Leggi anche: Il rapporto Il futuro del riciclo della plastica nella circular economy

Tecnologicamente ci differenziamo perché la nostra suite tecnologica ICT CircularSoft è il primo strumento in Europa che permette l’interazione di tutti gli stakeholder in un settore che, prima di noi, faticava a comunicare correttamente e per tale motivo presenta delle inefficienze. Da un punto di vista ambientale, invece, siamo stati in grado di dimostrare che l’applicazione di questa tecnologia permette a ciascuna azienda di risparmiare in media 340 euro e 400 kg di CO2e per dipendente”.

Società Benefit

La denominazione “società benefit” indica una nuova forma giuridica di impresa per le società, introdotta a partire dal 2010 seguendo quanto già fatto negli USA con le Benefit Corporation (questa è la denominazione internazionale). Una società benefit è una società tradizionale con obblighi che impegnano il management e gli azionisti a standard più elevati di scopo, responsabilità e trasparenza.
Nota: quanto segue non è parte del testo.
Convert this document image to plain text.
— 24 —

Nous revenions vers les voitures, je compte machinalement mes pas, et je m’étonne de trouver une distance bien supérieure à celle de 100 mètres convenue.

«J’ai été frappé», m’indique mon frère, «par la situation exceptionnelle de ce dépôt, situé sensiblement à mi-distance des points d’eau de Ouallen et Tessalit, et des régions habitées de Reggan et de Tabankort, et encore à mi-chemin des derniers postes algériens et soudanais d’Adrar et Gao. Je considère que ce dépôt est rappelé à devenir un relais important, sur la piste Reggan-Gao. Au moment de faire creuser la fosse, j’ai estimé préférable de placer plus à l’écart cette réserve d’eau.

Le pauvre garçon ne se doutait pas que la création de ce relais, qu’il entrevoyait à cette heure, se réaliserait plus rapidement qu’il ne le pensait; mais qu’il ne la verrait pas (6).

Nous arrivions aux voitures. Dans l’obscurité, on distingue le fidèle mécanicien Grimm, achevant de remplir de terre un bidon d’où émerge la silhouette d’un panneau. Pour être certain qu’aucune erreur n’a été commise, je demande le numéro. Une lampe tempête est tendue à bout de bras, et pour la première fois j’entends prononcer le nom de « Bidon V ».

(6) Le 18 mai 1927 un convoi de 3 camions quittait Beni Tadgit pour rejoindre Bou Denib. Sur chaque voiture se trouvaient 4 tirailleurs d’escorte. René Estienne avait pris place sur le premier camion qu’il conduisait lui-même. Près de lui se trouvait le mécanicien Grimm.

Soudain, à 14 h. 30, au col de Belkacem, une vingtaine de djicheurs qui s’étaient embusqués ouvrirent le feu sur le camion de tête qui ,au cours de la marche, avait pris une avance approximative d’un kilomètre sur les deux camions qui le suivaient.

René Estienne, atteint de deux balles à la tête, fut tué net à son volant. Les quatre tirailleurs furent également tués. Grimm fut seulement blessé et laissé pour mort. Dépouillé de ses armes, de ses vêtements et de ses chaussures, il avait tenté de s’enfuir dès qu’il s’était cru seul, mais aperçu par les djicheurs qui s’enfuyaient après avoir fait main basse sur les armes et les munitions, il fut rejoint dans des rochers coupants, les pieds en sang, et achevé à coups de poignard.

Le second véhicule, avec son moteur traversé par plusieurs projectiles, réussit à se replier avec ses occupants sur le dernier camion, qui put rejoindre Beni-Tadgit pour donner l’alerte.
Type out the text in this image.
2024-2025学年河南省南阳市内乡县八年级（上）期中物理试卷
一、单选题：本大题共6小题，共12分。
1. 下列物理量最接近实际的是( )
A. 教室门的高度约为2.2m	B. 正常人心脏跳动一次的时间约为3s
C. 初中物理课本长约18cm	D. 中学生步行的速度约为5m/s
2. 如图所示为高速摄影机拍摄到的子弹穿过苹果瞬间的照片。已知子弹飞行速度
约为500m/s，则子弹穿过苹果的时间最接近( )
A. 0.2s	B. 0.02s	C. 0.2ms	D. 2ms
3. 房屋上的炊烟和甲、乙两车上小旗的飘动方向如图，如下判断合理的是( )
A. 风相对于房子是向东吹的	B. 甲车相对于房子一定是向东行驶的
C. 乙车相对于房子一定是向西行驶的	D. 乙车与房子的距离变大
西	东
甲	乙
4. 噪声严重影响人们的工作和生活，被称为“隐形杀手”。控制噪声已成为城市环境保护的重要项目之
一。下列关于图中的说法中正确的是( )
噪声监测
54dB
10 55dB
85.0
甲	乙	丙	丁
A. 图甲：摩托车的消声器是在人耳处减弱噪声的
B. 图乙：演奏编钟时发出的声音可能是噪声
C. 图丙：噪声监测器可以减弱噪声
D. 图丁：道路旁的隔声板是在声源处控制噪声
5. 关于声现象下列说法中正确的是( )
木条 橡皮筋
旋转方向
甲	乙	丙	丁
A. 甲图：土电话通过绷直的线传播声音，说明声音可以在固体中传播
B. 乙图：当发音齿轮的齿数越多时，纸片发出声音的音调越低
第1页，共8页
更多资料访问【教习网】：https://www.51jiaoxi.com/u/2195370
Sono tenute ad impegnarsi, di conseguenza, a creare un impatto positivo sulla società e sulla biosfera, oltre a generare profitto. La sostenibilità è parte integrante del loro business model e le SB creano condizioni favorevoli alla prosperità sociale e ambientale, oggi e nel futuro. Inoltre si impegnano a considerare l’impatto della società sulla società e l’ambiente al fine di creare valore sostenibile nel lungo periodo per tutti gli stakeholder, comunicando annualmente e riportando i risultati conseguiti, i loro progressi e gli impegni futuri verso il raggiungimento di impatto sociale e ambientale, sia verso gli azionisti che verso il grande pubblico.

Essere una Società Benefit presenta due grandi vantaggi: “Il primo è di carattere tecnico/ambientale – spiega Noguera – in quanto i nostri clienti possono contare su un fornitore che garantisce standard di qualità molto alti, con prodotti Ricondizionati e Rigenerati Certificati. Il secondo vantaggio è per gli investitori: come Società Benefit ci obblighiamo a creare una reportistica molto più ricca e trasparente rispetto alla rendicontazione delle aziende ‘tradizionali’, permettendo ai nostri attuali e futuri investitori una completa trasparenza nella gestione, grazie ad accurati e dettagliati report semestrali”.

Green Idea Technologies, trend di crescita di oltre il 30% da 5 anni

Green Idea Technologies si posiziona in un mercato con trend di crescita di oltre il 30% da 5 anni, che ha uno spazio di sviluppo enorme, in quanto in Europa rappresenta meno del 2% per un valore attuale di 7 miliardi e che dovrebbe arrivare a 22 miliardi nel 2022.

Nel primo semestre 2018 ha raddoppiato il fatturato rispetto all’anno precedente e ha finora ottenuto importanti attestati di stima nazionali e internazionali: è la sola azienda italiana riconosciuta dalla Fondazione Ellen MacArthur, l’istituzione leader nel mondo per la promozione e lo sviluppo dell’economia circolare; nel 2017 si è aggiudicata il primo premio nell’ambito del Climate-Kic Startup Accelerator (promosso dall’European Intitute of Innovation and Technology) e di Start To Be Circular, premio creato da Fondazione Bracco in collaborazione con Fondazione Mai di Confindustria e Banca Prossima, volto a sostenere le startup impegnate nell’economia circolare.

Il premio include il programma di accelerazione di Speed MI Up, l’incubatore di startup fondato da Università Bocconi e Camera di Commercio di Milano con il supporto del Comune di Milano che sta affiancando la startup nel suo processo di crescita. La startup innovativa ha già avviato collaborazioni con numerose PMI e importanti gruppi quali: Gruppo Intesa San Paolo SpA, DedagroupSpA, Università Bocconi. Ha inoltre raccolto manifestazioni di interesse attraverso gli appositi canali di open innovation da parte di Enel, Aeroporto di Bologna, AXA Assicurazioni, Conad, Banca Etica e altre realtà di rilievo.